Ce matin, le directeur de l'ARS Normandie, François Mengin-Lecreulx, a déclaré en introduction : « À l’issue de ces Assises, nous avons le devoir de faire de la télémédecine une réalité pour tous les territoires de France. Il nous faut une télémédecine conciliant innovation, accessibilité, efficacité et continuité du parcours de soins ».

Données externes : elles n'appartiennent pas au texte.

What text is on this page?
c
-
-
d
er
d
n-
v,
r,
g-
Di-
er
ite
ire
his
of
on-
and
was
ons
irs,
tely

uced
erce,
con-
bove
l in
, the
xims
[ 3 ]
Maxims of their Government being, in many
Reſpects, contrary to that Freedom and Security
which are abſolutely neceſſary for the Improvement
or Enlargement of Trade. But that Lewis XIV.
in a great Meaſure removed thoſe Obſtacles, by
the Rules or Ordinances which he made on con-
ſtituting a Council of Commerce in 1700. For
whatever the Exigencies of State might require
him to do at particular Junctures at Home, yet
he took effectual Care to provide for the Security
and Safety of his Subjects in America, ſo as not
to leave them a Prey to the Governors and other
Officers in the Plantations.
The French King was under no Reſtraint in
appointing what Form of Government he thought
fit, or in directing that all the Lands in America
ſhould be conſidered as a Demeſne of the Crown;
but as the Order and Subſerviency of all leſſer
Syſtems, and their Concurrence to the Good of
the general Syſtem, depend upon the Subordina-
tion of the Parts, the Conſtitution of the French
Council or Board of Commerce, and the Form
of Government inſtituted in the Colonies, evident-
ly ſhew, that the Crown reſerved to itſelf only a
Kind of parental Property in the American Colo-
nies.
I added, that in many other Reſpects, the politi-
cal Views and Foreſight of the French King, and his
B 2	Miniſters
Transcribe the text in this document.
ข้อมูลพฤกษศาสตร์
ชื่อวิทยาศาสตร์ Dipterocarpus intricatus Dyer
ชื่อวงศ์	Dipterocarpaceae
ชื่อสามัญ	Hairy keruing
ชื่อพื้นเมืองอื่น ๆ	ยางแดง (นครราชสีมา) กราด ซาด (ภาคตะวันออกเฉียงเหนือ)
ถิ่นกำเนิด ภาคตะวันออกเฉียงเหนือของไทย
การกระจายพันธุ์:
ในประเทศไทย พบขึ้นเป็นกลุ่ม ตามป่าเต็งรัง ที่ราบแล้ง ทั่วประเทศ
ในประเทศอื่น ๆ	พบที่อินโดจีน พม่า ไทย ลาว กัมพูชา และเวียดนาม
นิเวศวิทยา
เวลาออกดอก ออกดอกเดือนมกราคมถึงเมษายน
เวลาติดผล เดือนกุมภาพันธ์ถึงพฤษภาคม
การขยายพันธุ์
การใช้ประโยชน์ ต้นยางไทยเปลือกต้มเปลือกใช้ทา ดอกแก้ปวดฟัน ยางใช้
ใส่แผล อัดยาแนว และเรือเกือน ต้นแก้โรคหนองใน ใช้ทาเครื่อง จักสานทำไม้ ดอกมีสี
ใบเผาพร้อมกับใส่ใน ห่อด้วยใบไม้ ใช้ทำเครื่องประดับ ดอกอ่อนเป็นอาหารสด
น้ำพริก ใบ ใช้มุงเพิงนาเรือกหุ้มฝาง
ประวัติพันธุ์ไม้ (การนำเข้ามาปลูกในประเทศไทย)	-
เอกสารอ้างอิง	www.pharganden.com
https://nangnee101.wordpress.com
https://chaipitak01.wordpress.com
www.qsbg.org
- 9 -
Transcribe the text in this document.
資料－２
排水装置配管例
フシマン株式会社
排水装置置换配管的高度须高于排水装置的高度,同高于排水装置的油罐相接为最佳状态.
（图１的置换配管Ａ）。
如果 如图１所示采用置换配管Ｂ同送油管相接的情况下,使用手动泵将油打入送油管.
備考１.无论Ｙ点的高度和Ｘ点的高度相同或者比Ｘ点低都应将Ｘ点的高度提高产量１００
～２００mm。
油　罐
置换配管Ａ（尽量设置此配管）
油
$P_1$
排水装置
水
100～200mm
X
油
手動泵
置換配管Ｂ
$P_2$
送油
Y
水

De son côté, Thierry Préaux, directeur de la coordination et de la gestion du risque de Normandie (Assurance maladie), a de son côté, précise : « Le principe fondamental de la télémédecine, c'est de faciliter l’accès aux soins dans les déserts médicaux. Pour autant, elle ne doit pas remplacer les actes et examens physiques ». 

Au-delà des promesses, la réalité corporatiste

Une douzaine de protocoles et retours d'expérience de télémédecine mis en place en Normandie ont été détaillés : depuis le protocole Muraine, RNO, RNM, mais aussi le protocole Doré qui autorise des prises de mesures par les orthoptistes dans les Ehpad, ainsi que d'autres protocoles de coopération locaux comme Doctovue ou OphtaMaine.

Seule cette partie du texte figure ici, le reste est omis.